JVM: It depends. If you look at TV shows as just being entertainment then they're hilarious and it's a different world and, I mean, it's not my world. To be honest, it's not anybody's world. Those sorts of TV shows, like 'The X Factor', exist in this world, where it's an entertainment thing. The music comes out and if you're lucky you get one or two records and that's totally fine, and the people that are in it, the argument would be, that if you're good enough you don't really need to be in a reality show anyway. I mean, with me, my break into the music industry was quite easy, to be honest. But then the years that came after it were the hard ones. It was probably a bad way it happened. I met a lot of people quite quickly and I made a demo about two-and-half/three years ago almost, and it was the first bunch of songs I'd ever written and it got a really strong response. A lot of people flew over for my first gig, then I met my publisher and I signed with them quite quickly. Then the next year-and-a-half was quite arduous because they were trying to do something with me that I didn't want to do, just go to a major label and do that kind of thing. I wasn't so sure of what I wanted to do or sound like that it got a bit mad so it wasn't until the end of last year that I pulled back from that and then it all sort of made sense I guess.
LM: Was your worry that you wouldn't still have control over your own music, especially when bigger labels are mentioned?
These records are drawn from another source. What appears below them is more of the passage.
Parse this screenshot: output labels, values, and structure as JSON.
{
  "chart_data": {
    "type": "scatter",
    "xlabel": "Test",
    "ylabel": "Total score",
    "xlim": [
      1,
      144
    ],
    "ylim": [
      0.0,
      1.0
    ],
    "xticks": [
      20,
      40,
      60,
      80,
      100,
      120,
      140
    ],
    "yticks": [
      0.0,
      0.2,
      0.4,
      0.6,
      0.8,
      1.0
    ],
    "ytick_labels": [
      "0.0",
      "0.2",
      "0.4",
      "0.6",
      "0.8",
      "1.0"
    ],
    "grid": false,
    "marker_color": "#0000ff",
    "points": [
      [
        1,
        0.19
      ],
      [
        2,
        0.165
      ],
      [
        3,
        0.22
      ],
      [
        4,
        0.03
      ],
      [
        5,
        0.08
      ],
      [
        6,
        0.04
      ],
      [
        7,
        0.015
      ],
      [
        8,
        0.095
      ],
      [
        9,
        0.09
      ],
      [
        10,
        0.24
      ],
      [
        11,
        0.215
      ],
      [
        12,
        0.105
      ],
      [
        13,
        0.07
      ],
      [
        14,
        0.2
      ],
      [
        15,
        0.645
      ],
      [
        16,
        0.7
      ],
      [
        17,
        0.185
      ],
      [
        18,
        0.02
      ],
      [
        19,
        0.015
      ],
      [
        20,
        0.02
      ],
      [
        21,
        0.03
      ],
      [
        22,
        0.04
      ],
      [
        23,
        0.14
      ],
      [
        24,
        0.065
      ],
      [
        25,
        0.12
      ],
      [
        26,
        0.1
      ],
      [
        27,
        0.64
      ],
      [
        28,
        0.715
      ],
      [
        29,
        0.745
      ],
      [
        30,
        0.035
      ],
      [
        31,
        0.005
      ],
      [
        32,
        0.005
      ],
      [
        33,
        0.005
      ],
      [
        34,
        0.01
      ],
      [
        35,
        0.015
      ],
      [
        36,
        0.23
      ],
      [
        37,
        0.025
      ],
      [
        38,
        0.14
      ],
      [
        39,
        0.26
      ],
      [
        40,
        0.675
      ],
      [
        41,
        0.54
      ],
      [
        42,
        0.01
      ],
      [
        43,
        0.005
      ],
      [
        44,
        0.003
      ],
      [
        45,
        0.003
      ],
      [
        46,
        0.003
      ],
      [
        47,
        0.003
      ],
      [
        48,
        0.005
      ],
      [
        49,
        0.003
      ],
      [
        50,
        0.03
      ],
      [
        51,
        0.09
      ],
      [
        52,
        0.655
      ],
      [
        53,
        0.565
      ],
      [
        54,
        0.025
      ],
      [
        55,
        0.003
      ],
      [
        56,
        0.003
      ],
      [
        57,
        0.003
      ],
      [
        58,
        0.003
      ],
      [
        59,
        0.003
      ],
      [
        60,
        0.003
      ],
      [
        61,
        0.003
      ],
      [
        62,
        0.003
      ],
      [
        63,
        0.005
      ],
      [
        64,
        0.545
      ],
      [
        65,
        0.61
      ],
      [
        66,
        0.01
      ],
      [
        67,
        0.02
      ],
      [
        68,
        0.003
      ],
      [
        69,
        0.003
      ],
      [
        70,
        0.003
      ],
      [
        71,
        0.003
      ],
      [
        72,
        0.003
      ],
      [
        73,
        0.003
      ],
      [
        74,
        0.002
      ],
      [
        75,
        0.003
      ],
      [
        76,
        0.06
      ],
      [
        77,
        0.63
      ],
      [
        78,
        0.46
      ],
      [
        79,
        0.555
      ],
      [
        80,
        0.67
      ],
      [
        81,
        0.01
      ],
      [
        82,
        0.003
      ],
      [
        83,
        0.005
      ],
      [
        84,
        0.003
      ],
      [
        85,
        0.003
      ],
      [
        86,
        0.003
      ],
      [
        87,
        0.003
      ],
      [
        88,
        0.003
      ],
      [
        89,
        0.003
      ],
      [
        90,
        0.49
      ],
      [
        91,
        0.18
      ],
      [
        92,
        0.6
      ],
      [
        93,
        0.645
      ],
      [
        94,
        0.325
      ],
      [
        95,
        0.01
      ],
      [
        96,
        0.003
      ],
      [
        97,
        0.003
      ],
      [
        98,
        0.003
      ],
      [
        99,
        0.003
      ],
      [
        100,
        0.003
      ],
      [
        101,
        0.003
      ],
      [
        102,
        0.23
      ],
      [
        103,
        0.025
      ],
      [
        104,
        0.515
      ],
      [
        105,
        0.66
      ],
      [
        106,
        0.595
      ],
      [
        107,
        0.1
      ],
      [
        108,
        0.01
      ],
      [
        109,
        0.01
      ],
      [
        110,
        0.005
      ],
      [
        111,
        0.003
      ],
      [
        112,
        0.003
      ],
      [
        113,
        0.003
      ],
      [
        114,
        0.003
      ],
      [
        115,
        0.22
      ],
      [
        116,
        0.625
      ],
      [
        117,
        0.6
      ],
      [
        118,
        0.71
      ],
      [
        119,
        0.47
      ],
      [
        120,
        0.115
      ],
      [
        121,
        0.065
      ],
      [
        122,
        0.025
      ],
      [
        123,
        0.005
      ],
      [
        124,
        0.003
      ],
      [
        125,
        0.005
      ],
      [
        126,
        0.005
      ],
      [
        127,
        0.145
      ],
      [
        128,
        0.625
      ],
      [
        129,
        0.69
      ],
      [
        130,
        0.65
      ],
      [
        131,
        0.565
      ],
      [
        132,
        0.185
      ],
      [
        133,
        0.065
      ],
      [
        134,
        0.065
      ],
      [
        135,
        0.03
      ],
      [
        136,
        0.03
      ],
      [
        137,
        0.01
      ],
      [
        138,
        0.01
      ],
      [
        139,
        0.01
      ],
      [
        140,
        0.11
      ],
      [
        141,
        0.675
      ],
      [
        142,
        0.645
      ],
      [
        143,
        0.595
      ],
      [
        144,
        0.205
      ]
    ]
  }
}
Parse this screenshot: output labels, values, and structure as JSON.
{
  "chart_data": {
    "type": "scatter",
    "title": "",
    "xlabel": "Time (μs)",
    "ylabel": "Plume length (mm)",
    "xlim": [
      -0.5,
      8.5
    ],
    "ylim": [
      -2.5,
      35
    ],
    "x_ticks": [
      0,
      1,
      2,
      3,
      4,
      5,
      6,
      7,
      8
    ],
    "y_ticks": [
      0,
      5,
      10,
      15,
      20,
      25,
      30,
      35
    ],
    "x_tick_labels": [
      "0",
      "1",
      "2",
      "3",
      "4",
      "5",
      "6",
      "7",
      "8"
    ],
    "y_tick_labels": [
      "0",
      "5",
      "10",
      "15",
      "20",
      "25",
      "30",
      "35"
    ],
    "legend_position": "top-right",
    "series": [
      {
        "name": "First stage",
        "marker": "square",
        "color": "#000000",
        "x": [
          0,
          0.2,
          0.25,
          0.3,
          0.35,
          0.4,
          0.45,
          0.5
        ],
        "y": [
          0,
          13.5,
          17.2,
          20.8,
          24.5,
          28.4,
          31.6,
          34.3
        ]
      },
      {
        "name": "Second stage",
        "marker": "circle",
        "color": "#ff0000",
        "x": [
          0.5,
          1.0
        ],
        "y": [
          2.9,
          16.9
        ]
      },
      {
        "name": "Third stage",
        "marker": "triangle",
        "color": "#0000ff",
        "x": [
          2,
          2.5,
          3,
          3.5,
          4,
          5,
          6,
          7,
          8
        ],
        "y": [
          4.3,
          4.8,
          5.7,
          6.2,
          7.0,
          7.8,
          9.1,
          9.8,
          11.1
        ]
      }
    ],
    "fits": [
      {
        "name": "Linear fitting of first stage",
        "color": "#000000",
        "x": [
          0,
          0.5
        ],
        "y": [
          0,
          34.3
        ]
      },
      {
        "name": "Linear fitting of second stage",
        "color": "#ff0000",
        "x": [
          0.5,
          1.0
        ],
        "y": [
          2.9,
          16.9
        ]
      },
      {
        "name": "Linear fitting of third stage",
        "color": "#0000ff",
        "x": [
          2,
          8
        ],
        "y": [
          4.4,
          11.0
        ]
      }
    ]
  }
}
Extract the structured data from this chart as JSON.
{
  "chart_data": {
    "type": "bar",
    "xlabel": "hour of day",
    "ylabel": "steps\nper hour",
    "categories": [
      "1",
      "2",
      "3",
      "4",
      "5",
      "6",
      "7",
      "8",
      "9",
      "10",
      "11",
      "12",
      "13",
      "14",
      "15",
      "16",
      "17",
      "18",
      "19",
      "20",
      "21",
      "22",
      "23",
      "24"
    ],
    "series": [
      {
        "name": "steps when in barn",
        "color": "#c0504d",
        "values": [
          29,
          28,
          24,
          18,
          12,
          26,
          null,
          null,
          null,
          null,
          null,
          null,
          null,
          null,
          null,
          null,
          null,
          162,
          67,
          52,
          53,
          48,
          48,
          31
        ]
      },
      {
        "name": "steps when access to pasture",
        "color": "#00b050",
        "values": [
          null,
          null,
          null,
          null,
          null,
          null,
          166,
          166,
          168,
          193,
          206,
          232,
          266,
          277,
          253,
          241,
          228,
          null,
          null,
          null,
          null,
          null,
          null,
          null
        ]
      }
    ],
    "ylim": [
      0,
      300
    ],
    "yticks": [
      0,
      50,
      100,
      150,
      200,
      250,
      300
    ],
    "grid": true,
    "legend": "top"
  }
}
JVM: Well, that's the problem right there. It's that nobody gets a chance any more at major labels, especially not people like me. You do get a chance but it's like you get a window. I'm signed to a UK publisher and they want you to go with the UK label and when you go with a UK label the goal is to get at Radio 1. If you don't to Radio 1, you're done, and I think that's really sad, because Bruce Springsteen made a bunch of records before he made any money and Tom Waits made crazy records... It just doesn't work like that any more... But labels have to adapt and change and stuff and that's totally fine. It's just not a place for people like me, who want to make records, and if you have a song on it that gets to Radio 1 that's wicked but if it doesn't it should sell as a record. That's what I've made. I didn't make a bunch of singles and a bunch of fillers. I made a record that I really, really like and if it works, it works.